The Pilot was fitted with small lights in the windscreen that could be flipped on and off, and the subjects were told to react to them as if they were brake lights suddenly flashing ahead of them. As the lights came on, an observer monitored how long it took the driver to hit the brake pedal, both at 35 and 70 miles per hour. The drivers -- Jordan Brown, 22, and Eddie Alterman, 37 -- went through the test in four conditions: sober and attentive; reading a text while glancing at the road; writing a text; and loaded (BAC of .08 and probably climbing).
The results: DWT was actually worse than DWI. The following chart documents the average delay in reaction time (and, crucially, extra distance traveled) for the two drivers under each condition:
The drunken-driving performances were sufficiently non-scary that the editors felt moved to add the following caveat:
[D]on't take the intoxicated results to be acceptable just because they're an improvement over the texting numbers. They only look better because the texting results are so horrendously bad. The buzzed Jordan had to be told twice which lane to drive in, and in the real world, that mistake could mean a head-on crash. And we remind again that we only measured response to a light--the reduction in motor skills and cognitive power associated with impaired driving weren't really exposed here.
Of course, the main difference is that drunken driving is taboo in most circles while warnings about DWT have, for a large swath of the population, not yet sunk in.
(Scientists have studied the texting phenomenon in the lab, Car and Driver noted, but the editors laid claim to the first real-world test.)

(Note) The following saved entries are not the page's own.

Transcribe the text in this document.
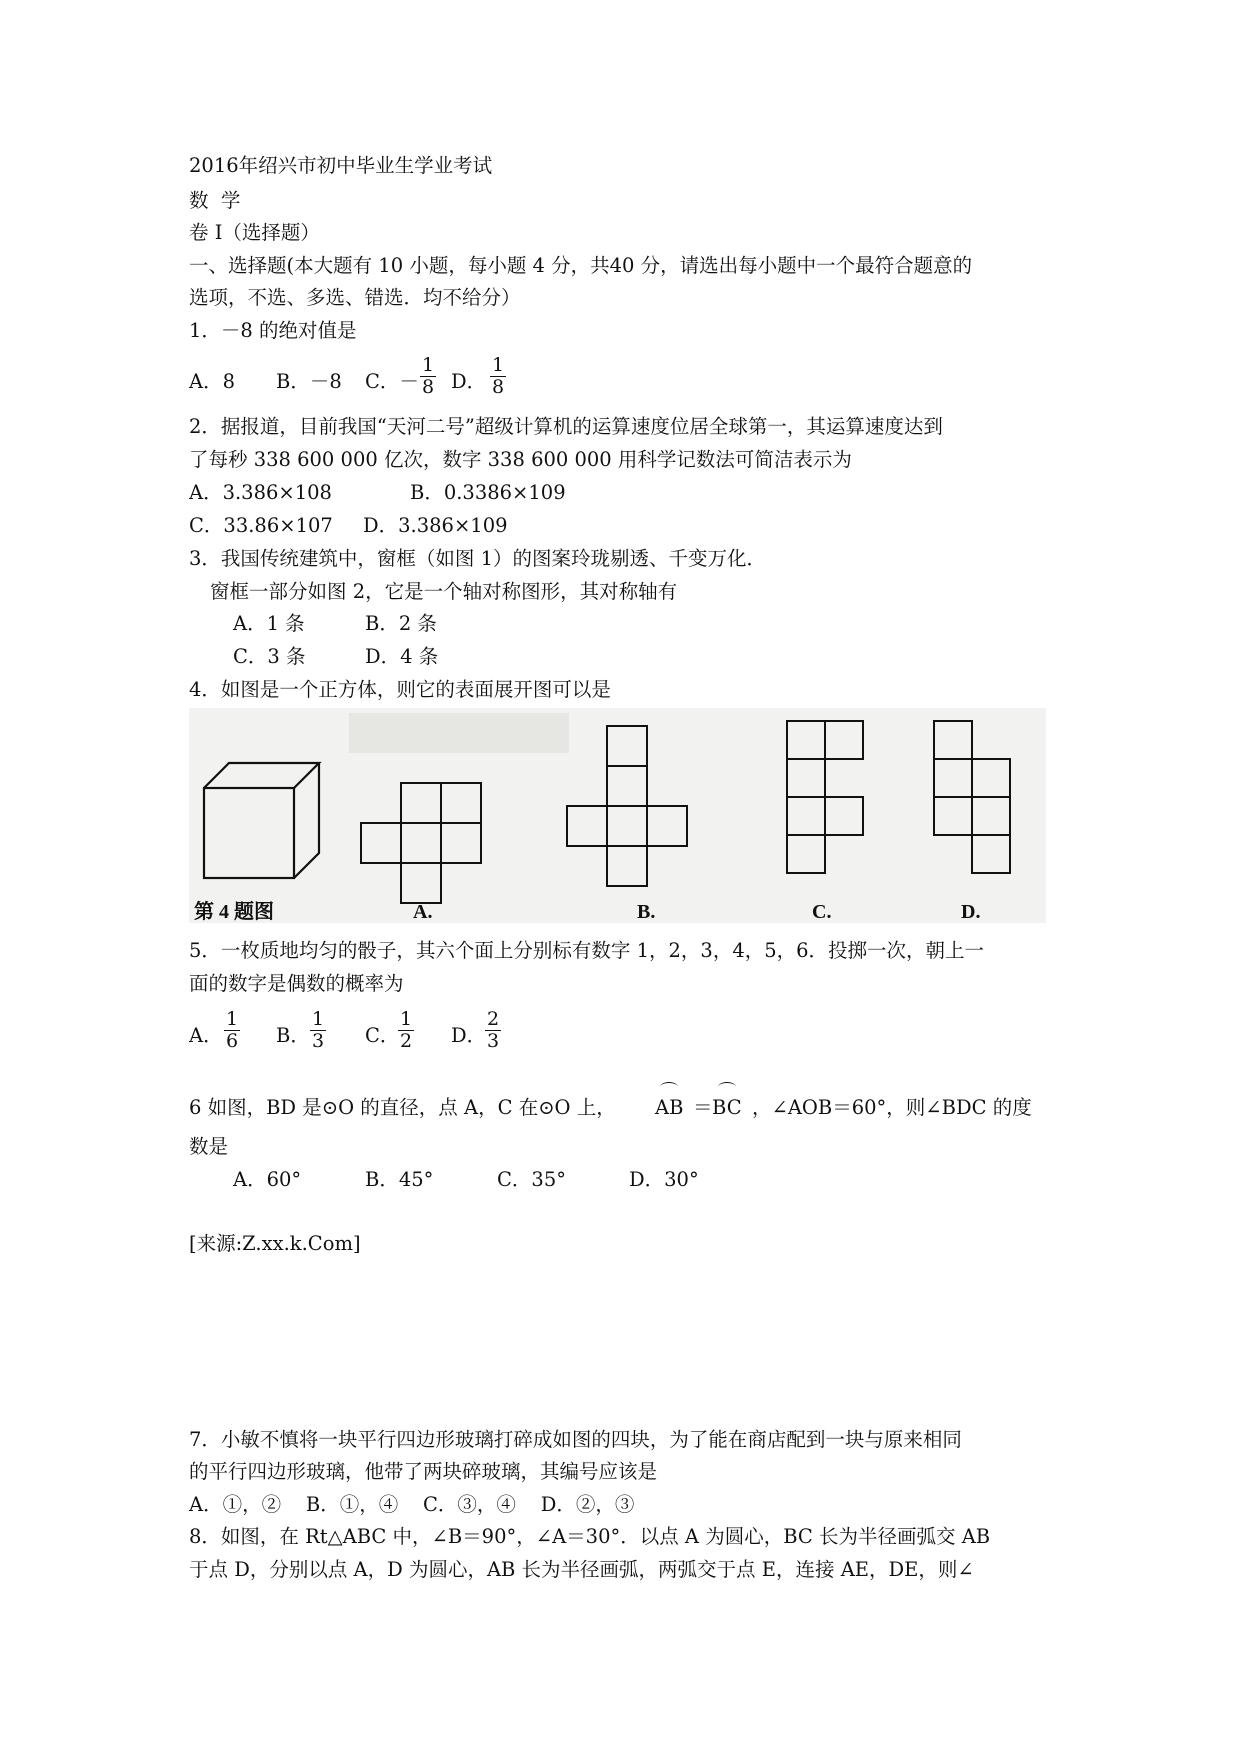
2016年绍兴市初中毕业生学业考试
数  学
卷 I（选择题）
一、选择题(本大题有 10 小题，每小题 4 分，共40 分，请选出每小题中一个最符合题意的
选项，不选、多选、错选．均不给分）
1．－8 的绝对值是
A．8 B．－8 C．－ $\frac{1}{8}$ D． $\frac{1}{8}$
2．据报道，目前我国“天河二号”超级计算机的运算速度位居全球第一，其运算速度达到
了每秒 338 600 000 亿次，数字 338 600 000 用科学记数法可简洁表示为
A．3.386×108	B．0.3386×109
C．33.86×107 D．3.386×109
3．我国传统建筑中，窗框（如图 1）的图案玲珑剔透、千变万化．
窗框一部分如图 2，它是一个轴对称图形，其对称轴有
A．1 条	B．2 条
C．3 条	D．4 条
4．如图是一个正方体，则它的表面展开图可以是
第 4 题图	A.	B.	C.	D.
5．一枚质地均匀的骰子，其六个面上分别标有数字 1，2，3，4，5，6．投掷一次，朝上一
面的数字是偶数的概率为
A． $\frac{1}{6}$ B． $\frac{1}{3}$ C．
$\frac{1}{2}$ D．
$\frac{2}{3}$
6 如图，BD 是⊙O 的直径，点 A，C 在⊙O 上， AB ＝ BC ，∠AOB＝60°，则∠BDC 的度
数是
A．60°	B．45°	C．35°	D．30°
[来源:Z.xx.k.Com]
7．小敏不慎将一块平行四边形玻璃打碎成如图的四块，为了能在商店配到一块与原来相同
的平行四边形玻璃，他带了两块碎玻璃，其编号应该是
A．①，②    B．①，④    C．③，④    D．②，③
8．如图，在 Rt△ABC 中，∠B＝90°，∠A＝30°．以点 A 为圆心，BC 长为半径画弧交 AB
于点 D，分别以点 A，D 为圆心，AB 长为半径画弧，两弧交于点 E，连接 AE，DE，则∠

Holy s--t. Oregon just approved a law banning cell phone use (and texting) while driving. As a sometime cyclist, I'm thinking it can't come soon enough.
What should have been added to the trade-off between reaction time when texting and intoxicated - for texting, one can select a situation, in which a need for immediate reaction is very unlikely. When driving intoxicated, the driver cannot choose - he or she is impaired in every moment of one's driving.